Monday, 4 August 2014

Transvestites in the trenches with ball gowns in their backpacks



Esteemed author Philip Hoare, writing in today's Guardian, has uncovered some of the sleaze of Soho during the First World War, a time when decadence still prevailed despite the horrors of the slaughter:
...At the most infamous club, the Cave of the Golden Calf in Heddon Street (a back street that would later feature on David Bowie’s Ziggy Stardust cover), futurist poets in goatee beards recited avant garde verse, and guests were greeted by a phallic sculpture designed by Eric Gill, to which they bowed in mock idolatry. When Wilfred Owen was on leave in London, he noted that the upper floor of the Piccadilly café in which he sipped tea contained an opium den.

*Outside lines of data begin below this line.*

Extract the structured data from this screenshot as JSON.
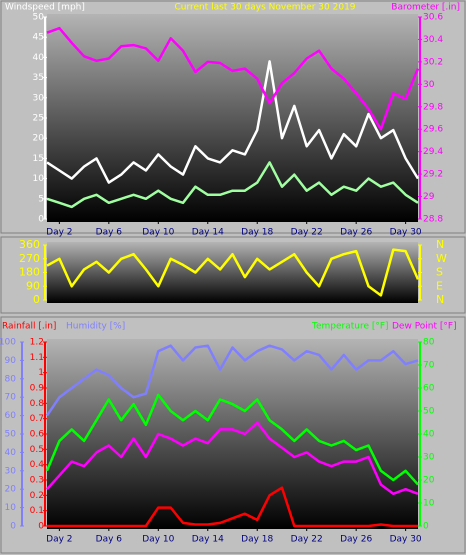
{
  "chart_data": [
    {
      "type": "line",
      "title": "Current last 30 days November 30 2019",
      "y_label": "Windspeed [mph]",
      "x": [
        1,
        2,
        3,
        4,
        5,
        6,
        7,
        8,
        9,
        10,
        11,
        12,
        13,
        14,
        15,
        16,
        17,
        18,
        19,
        20,
        21,
        22,
        23,
        24,
        25,
        26,
        27,
        28,
        29,
        30,
        31
      ],
      "xlim": [
        1,
        31
      ],
      "xticks": [
        {
          "value": 2,
          "label": "Day 2"
        },
        {
          "value": 6,
          "label": "Day 6"
        },
        {
          "value": 10,
          "label": "Day 10"
        },
        {
          "value": 14,
          "label": "Day 14"
        },
        {
          "value": 18,
          "label": "Day 18"
        },
        {
          "value": 22,
          "label": "Day 22"
        },
        {
          "value": 26,
          "label": "Day 26"
        },
        {
          "value": 30,
          "label": "Day 30"
        }
      ],
      "ylim": [
        0,
        50
      ],
      "yticks": [
        0,
        5,
        10,
        15,
        20,
        25,
        30,
        35,
        40,
        45,
        50
      ],
      "y_color": "#ffffff",
      "y2lim": [
        28.8,
        30.6
      ],
      "y2ticks": [
        28.8,
        29,
        29.2,
        29.4,
        29.6,
        29.8,
        30,
        30.2,
        30.4,
        30.6
      ],
      "y2_color": "#ff00ff",
      "series": [
        {
          "color": "#ffffff",
          "values": [
            14,
            12,
            10,
            13,
            15,
            9,
            11,
            14,
            12,
            16,
            13,
            11,
            18,
            15,
            14,
            17,
            16,
            22,
            39,
            20,
            28,
            18,
            22,
            15,
            21,
            18,
            26,
            20,
            22,
            15,
            10
          ]
        },
        {
          "color": "#a0ffa0",
          "values": [
            5,
            4,
            3,
            5,
            6,
            4,
            5,
            6,
            5,
            7,
            5,
            4,
            8,
            6,
            6,
            7,
            7,
            9,
            14,
            8,
            11,
            7,
            9,
            6,
            8,
            7,
            10,
            8,
            9,
            6,
            4
          ]
        },
        {
          "name": "Barometer [.in]",
          "color": "#ff00ff",
          "axis": "y2",
          "values": [
            30.46,
            30.5,
            30.37,
            30.25,
            30.21,
            30.23,
            30.34,
            30.35,
            30.32,
            30.21,
            30.41,
            30.3,
            30.11,
            30.2,
            30.19,
            30.12,
            30.14,
            30.05,
            29.83,
            30.01,
            30.1,
            30.23,
            30.3,
            30.14,
            30.05,
            29.92,
            29.78,
            29.6,
            29.92,
            29.87,
            30.14
          ]
        }
      ]
    },
    {
      "type": "line",
      "x": [
        1,
        2,
        3,
        4,
        5,
        6,
        7,
        8,
        9,
        10,
        11,
        12,
        13,
        14,
        15,
        16,
        17,
        18,
        19,
        20,
        21,
        22,
        23,
        24,
        25,
        26,
        27,
        28,
        29,
        30,
        31
      ],
      "xlim": [
        1,
        31
      ],
      "ylim": [
        0,
        360
      ],
      "yticks": [
        0,
        90,
        180,
        270,
        360
      ],
      "y_color": "#ffff00",
      "y2lim": [
        0,
        360
      ],
      "y2ticks": [
        {
          "value": 0,
          "label": "N"
        },
        {
          "value": 90,
          "label": "E"
        },
        {
          "value": 180,
          "label": "S"
        },
        {
          "value": 270,
          "label": "W"
        },
        {
          "value": 360,
          "label": "N"
        }
      ],
      "y2_color": "#ffff00",
      "series": [
        {
          "color": "#ffff00",
          "values": [
            225,
            270,
            90,
            200,
            250,
            180,
            270,
            300,
            200,
            90,
            270,
            230,
            180,
            270,
            200,
            300,
            150,
            270,
            200,
            250,
            300,
            180,
            90,
            270,
            300,
            320,
            90,
            30,
            330,
            320,
            135
          ]
        }
      ]
    },
    {
      "type": "line",
      "x": [
        1,
        2,
        3,
        4,
        5,
        6,
        7,
        8,
        9,
        10,
        11,
        12,
        13,
        14,
        15,
        16,
        17,
        18,
        19,
        20,
        21,
        22,
        23,
        24,
        25,
        26,
        27,
        28,
        29,
        30,
        31
      ],
      "xlim": [
        1,
        31
      ],
      "xticks": [
        {
          "value": 2,
          "label": "Day 2"
        },
        {
          "value": 6,
          "label": "Day 6"
        },
        {
          "value": 10,
          "label": "Day 10"
        },
        {
          "value": 14,
          "label": "Day 14"
        },
        {
          "value": 18,
          "label": "Day 18"
        },
        {
          "value": 22,
          "label": "Day 22"
        },
        {
          "value": 26,
          "label": "Day 26"
        },
        {
          "value": 30,
          "label": "Day 30"
        }
      ],
      "ylim": [
        0,
        1.2
      ],
      "yticks": [
        0,
        0.1,
        0.2,
        0.3,
        0.4,
        0.5,
        0.6,
        0.7,
        0.8,
        0.9,
        1,
        1.1,
        1.2
      ],
      "y_color": "#ff0000",
      "y2lim": [
        0,
        80
      ],
      "y2ticks": [
        0,
        10,
        20,
        30,
        40,
        50,
        60,
        70,
        80
      ],
      "y2_color": "#00ff00",
      "y3lim": [
        0,
        100
      ],
      "y3ticks": [
        0,
        10,
        20,
        30,
        40,
        50,
        60,
        70,
        80,
        90,
        100
      ],
      "y3_color": "#8080ff",
      "series": [
        {
          "name": "Rainfall [.in]",
          "color": "#ff0000",
          "values": [
            0,
            0,
            0,
            0,
            0,
            0,
            0,
            0,
            0,
            0.12,
            0.12,
            0.02,
            0.01,
            0.01,
            0.02,
            0.05,
            0.08,
            0.04,
            0.2,
            0.25,
            0,
            0,
            0,
            0,
            0,
            0,
            0,
            0.01,
            0,
            0,
            0
          ]
        },
        {
          "name": "Humidity [%]",
          "color": "#8080ff",
          "axis": "y3",
          "values": [
            60,
            70,
            75,
            80,
            85,
            82,
            75,
            70,
            72,
            95,
            98,
            90,
            97,
            98,
            85,
            97,
            90,
            95,
            98,
            96,
            90,
            95,
            93,
            85,
            93,
            85,
            90,
            90,
            95,
            88,
            90
          ]
        },
        {
          "name": "Temperature [°F]",
          "color": "#00ff00",
          "axis": "y2",
          "values": [
            24,
            37,
            42,
            37,
            46,
            55,
            46,
            53,
            44,
            57,
            50,
            46,
            50,
            46,
            55,
            53,
            50,
            55,
            46,
            42,
            37,
            42,
            37,
            35,
            37,
            33,
            35,
            24,
            20,
            24,
            18
          ]
        },
        {
          "name": "Dew Point [°F]",
          "color": "#ff00ff",
          "axis": "y2",
          "values": [
            16,
            22,
            28,
            26,
            32,
            35,
            30,
            38,
            30,
            40,
            38,
            35,
            38,
            36,
            42,
            42,
            40,
            45,
            38,
            34,
            30,
            32,
            28,
            26,
            28,
            28,
            30,
            18,
            14,
            16,
            14
          ]
        }
      ]
    }
  ]
}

Nearby, in Half Moon Street, Robbie Ross, Oscar Wilde’s first lover and his literary executor, painted his rooms gold in protest at the war. In the wake of Wilde’s conviction for gross indecency, the war itself presented a new challenge for gay men; Ronald Firbank called it “that awful persecution”. But as the first modern, industrial conflict overturned class and gender barriers, it also opened up the possibility for new sexual identities – even in the mud and mire of the western front.

By advertising in the international press after the war, asking people to send him accounts of their sexual experiences during the conflict, renowned German sexologist, Magnus Hirschfeld (who features in Christopher Isherwood’s Berlin writing) discovered there were transvestites in the trenches with ball gowns in their backpacks. In the archives of the Imperial War Museum, I discovered other personal diaries that detailed same sex behaviour between serving soldiers. Hirschfeld also found accounts of drug clubs, and nudist clubs in London, Paris and Berlin. Even in suburban Clapham, a teenage Noel Coward and Esmee Wynne, his companion/muse, wore “futurist pyjamas”, and swapped clothes to run riot, in drag, in the West End.
How camp!

A whole new perspective on what is nostalgically perceived as a grim, stolidly patriotic and puritanical era, methinks.